Pour une gouvernance de dialogue
Sur le thème « Dialogue et gouvernance », l’École des cadres missionnés (ECM) et le Sgec ont organisé les 1er et 2 avril dernier un séminaire à Montrouge (92). Objectif : croiser les regards pour aider les responsables de l’institution à développer une posture professionnelle en cohérence avec le projet de l’enseignement catholique.
Nicole Priou
« L’absence de responsabilité en partage fait du mal aux personnes », a déclaré Pascal Balmand, secrétaire général de l’enseignement catholique en ouverture du séminaire « Dialogue et gouvernance : l’altérité une chance » organisé par l’ECM (École des cadres missionnés) et le Sgec, le 1er avril dernier à Montrouge (92).

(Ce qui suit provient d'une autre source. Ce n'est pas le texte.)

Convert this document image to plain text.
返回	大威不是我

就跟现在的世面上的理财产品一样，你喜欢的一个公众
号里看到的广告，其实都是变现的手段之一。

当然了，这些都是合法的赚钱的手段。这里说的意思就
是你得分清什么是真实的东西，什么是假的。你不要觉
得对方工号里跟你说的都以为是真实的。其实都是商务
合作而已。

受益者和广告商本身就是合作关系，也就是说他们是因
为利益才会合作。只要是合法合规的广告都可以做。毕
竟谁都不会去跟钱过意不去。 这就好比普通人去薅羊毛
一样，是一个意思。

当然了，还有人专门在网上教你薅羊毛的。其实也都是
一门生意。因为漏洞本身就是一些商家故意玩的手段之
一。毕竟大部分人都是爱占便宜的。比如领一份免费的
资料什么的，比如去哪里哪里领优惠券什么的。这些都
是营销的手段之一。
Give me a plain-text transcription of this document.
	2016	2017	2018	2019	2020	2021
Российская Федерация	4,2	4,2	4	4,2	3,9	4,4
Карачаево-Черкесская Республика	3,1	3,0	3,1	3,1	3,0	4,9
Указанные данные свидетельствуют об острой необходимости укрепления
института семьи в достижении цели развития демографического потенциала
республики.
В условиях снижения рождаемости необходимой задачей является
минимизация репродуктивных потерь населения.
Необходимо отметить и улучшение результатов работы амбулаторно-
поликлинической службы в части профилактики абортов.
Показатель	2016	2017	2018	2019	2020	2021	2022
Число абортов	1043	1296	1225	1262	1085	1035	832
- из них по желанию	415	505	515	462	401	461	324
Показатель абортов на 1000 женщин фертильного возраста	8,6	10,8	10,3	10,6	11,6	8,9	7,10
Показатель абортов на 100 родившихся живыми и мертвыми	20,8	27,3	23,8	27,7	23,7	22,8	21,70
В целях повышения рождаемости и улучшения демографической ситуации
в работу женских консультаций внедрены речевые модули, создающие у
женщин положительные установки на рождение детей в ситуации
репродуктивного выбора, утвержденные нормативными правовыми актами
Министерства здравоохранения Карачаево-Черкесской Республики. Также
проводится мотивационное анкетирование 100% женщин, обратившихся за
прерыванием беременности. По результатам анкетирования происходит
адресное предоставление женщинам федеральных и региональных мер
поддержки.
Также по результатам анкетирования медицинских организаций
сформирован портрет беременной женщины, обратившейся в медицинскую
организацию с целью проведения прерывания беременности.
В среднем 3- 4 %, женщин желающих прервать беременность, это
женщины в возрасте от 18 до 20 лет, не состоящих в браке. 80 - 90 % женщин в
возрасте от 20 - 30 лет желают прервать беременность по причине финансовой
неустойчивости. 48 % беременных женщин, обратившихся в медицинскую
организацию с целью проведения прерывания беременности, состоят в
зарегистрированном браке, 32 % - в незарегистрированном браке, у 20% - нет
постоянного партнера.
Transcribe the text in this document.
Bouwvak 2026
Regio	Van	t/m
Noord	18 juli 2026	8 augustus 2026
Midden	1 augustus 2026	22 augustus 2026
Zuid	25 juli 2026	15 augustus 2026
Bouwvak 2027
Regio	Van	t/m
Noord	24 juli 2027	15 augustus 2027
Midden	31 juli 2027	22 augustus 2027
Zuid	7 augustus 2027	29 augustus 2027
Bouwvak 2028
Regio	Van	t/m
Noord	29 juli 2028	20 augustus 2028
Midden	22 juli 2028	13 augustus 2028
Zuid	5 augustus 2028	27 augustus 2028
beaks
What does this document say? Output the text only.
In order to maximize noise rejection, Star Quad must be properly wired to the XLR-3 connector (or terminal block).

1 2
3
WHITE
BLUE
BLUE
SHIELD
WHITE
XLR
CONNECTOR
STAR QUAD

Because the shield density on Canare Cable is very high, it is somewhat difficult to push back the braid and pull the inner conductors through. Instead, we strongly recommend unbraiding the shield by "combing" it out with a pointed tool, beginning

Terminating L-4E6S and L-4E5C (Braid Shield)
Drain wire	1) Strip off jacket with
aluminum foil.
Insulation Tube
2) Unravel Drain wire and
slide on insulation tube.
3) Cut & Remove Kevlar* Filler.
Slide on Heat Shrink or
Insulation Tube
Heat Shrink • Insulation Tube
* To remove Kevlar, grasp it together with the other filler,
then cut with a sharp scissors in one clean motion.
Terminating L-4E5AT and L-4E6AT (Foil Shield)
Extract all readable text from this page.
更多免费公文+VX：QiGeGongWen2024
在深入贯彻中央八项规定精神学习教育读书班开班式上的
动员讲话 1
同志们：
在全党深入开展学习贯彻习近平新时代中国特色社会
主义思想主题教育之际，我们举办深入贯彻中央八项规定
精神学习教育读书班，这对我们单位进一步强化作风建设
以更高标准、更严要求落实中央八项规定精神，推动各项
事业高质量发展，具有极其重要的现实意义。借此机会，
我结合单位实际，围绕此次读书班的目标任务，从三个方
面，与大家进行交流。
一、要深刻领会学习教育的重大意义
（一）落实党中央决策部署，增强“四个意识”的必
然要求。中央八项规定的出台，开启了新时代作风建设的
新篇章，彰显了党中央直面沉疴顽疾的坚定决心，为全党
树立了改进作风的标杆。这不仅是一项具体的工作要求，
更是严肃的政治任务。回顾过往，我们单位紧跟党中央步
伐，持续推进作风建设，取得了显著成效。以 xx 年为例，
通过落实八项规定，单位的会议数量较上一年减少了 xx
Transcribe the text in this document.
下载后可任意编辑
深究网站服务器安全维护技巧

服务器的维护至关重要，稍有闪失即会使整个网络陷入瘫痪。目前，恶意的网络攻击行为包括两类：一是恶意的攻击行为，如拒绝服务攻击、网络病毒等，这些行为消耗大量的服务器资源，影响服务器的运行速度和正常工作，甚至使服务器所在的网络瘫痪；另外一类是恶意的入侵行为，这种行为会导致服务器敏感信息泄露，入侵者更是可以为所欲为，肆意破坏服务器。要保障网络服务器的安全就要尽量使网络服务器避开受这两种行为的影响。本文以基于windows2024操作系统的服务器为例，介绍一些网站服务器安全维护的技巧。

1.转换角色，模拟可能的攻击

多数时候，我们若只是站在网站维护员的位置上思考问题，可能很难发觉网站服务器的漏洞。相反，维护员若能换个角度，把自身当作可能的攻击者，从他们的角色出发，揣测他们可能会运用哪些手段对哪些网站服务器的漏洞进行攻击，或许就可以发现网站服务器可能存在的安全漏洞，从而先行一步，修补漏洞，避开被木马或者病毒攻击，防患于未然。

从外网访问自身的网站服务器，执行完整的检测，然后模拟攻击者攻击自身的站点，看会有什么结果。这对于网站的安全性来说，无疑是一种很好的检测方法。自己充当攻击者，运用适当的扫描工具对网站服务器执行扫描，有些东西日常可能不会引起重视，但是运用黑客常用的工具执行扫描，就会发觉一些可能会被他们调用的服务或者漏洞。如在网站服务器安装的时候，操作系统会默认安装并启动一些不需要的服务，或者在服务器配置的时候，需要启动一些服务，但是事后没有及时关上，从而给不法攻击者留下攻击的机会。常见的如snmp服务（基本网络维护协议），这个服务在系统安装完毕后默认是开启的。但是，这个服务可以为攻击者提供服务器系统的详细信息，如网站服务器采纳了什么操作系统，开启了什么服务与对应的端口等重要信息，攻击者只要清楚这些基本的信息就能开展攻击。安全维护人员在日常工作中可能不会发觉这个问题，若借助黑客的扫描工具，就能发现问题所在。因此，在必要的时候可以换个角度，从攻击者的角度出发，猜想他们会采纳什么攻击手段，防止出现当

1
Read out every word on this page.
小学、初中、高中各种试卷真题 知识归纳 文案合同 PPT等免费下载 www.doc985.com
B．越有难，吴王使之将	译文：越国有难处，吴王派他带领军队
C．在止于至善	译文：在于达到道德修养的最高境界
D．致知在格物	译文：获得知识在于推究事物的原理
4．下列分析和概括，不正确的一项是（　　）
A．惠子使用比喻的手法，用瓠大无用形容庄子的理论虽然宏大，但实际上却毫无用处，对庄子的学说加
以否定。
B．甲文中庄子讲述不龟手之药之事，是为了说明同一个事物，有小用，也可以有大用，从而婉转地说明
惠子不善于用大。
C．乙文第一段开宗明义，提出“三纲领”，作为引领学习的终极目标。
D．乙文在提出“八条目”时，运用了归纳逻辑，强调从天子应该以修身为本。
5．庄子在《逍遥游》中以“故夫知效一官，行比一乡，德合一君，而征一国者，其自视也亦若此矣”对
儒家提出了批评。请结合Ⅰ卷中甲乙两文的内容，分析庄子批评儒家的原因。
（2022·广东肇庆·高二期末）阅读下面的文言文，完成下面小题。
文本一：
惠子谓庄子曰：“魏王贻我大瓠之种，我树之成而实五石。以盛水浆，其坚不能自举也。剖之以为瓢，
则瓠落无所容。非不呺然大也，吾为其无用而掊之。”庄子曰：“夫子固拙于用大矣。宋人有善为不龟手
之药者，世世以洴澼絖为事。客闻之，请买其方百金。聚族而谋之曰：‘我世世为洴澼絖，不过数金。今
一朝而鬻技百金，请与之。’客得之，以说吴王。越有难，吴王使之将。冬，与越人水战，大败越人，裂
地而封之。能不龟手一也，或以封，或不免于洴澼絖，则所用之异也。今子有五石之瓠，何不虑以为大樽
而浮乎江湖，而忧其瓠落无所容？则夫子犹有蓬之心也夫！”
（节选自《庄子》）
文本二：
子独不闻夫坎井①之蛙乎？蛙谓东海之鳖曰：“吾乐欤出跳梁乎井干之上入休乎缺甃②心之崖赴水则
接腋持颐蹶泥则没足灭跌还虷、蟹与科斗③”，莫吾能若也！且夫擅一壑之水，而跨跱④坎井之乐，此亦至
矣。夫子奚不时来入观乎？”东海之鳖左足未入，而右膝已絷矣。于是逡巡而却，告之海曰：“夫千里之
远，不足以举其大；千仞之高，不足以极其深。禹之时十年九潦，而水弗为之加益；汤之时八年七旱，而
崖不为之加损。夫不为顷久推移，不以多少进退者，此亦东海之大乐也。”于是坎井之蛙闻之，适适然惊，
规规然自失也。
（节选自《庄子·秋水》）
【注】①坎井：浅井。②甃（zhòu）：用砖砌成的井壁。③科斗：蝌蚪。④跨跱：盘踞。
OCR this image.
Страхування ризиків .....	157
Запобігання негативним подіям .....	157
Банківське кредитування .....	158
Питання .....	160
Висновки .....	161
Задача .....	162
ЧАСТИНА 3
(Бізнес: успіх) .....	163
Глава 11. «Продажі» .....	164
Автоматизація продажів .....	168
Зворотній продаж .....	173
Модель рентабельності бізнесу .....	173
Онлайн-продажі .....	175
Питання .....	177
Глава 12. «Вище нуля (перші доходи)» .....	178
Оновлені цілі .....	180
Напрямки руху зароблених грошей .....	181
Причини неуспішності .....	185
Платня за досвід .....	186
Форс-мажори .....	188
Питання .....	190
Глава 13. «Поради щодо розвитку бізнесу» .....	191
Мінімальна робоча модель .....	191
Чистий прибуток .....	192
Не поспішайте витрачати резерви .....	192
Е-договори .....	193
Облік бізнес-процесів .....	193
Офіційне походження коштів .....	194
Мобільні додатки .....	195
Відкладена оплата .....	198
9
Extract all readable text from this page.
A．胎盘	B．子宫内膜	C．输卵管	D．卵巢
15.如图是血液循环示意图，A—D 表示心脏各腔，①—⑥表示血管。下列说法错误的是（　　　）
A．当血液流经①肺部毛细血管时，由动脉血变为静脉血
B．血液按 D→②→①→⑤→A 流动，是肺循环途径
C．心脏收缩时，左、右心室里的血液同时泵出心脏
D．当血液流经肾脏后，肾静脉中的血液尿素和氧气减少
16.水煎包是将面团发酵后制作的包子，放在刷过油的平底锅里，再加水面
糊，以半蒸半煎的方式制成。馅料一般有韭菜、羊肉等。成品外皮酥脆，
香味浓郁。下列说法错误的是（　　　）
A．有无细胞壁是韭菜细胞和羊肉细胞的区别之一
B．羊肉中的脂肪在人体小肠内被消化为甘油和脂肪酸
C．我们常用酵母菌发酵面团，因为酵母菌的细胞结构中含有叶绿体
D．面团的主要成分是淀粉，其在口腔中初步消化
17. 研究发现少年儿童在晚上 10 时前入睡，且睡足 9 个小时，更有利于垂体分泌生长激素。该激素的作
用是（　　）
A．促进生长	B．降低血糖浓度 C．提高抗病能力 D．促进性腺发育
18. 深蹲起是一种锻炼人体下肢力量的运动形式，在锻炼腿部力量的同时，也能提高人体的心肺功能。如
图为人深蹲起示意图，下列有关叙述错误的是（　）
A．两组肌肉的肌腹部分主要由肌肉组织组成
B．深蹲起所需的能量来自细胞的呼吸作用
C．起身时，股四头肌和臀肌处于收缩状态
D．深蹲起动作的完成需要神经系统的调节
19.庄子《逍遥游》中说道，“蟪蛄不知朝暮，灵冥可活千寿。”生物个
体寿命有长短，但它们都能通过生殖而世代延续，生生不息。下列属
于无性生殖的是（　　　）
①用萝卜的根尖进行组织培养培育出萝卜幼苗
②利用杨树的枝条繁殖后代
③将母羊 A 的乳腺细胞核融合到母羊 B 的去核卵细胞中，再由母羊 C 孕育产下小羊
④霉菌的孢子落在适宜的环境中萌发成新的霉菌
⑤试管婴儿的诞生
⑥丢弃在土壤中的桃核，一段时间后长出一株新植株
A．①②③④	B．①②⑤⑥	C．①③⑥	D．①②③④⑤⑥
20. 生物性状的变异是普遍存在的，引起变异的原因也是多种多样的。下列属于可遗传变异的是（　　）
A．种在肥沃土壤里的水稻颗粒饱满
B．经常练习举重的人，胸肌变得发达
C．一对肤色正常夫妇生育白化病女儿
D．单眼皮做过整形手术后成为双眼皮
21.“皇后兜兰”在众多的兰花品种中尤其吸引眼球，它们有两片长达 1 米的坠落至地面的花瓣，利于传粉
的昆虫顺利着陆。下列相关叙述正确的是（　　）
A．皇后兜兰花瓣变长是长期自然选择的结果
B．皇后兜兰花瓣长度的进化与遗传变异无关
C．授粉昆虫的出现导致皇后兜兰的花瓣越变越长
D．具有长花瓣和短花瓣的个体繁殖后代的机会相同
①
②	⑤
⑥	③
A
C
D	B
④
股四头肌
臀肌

C’est pourquoi, il est nécessaire de fonder la gouvernance sur le dialogue et l’intelligence collective.
Apports d’experts – exégète, philosophe, théologiens – et travaux de groupes se sont succédés pendant deux jours pour éclairer les pratiques et repérer les conditions d’une gouvernance féconde pour l’enseignement catholique. Béatrice Oiry, bibliste à l’Université catholique de l’Ouest (Uco), a commenté les trois premiers chapitres de la Genèse en rappelant que le langage peut être source de vérité ou de mensonge, à l’image de la langue bifide du serpent. Alors comment favoriser une parole de vérité ?
« On a souvent l’habitude d’opposer la parole et les actes or la parole peut être un acte », a fait remarquer, quant à lui, Fred Poché, philosophe à l’UCO, qui a listé les obstacles au dialogue : enfermement identitaire, approche prosélyte, peur de l’autre, survalorisation de modèles, relativisme, non contrôle de l’émotionnel. Pour les surmonter, le respect de quelques règles s’impose : ouverture à la pensée des autres, place pour le doute, courage pour assumer les conflits…
En fin de première journée, Véronique Margron, théologienne, a éclairé le concept d’altérité : « La relation d’altérité se tisse à l’articulation du proche et du lointain. » C’est « un labeur pour échapper à la fusion, à la domination, à la toute-puissance », « une condition sine qua non de la gouvernance ». Face à la vulnérabilité, condition du genre humain, comment « alléger le fardeau » ? « La pratique de la gouvernance n’a d’autre objet que de rendre possible ce qui ne le serait pas sans elle », a-t-elle insisté. D’où l’importance d’être à sa juste place et d’offrir à l’autre la possibilité de trouver la sienne.
Travailler au bonheur de soi et d’autrui
Caroline Runacher, doyenne de la faculté de théologie de Lille, a introduit la deuxième journée par une méditation, faisant écho aux propos de la veille : « Gouverner, c’est travailler au bonheur de soi et d’autrui en favorisant la place juste qui permet plus de bonheur dans le service. » François Chiron, théologien, a ensuite rappelé que l’Église ne fonctionne pas sur le modèle démocratique mais que certaines procédures issues de ce modèle pourraient être transposées à la gouvernance des établissements scolaires : rendre compte, faire place à la parole, prévoir des instances de contrôle. C’est l’abus de pouvoir, lié à une manière déviante de concevoir le fonctionnement de l’autorité, qui entrave une gouvernance de dialogue. La synodalité passe par le discernement, à plusieurs, de ce qui est bon ici et maintenant. Joseph Herveau, en charge de la pastorale au Sgec, a enfin mis en garde contre une tentation : choisir le dialogue plus pour être écouté que pour écouter ; plus pour trouver une place que pour donner une place à l’autre ; plus pour être reconnu que pour reconnaître autrui. La question de la place que l’on cherche, que l’on trouve ou pas, que l’on donne ou pas est revenue avec insistance pendant ces deux journées. En guise de synthèse, Jérôme Brunet, adjoint au secrétaire général, a repris une question de chaque intervention, offrant ainsi aux participants des pistes de travail pour des prolongements avec leurs équipes.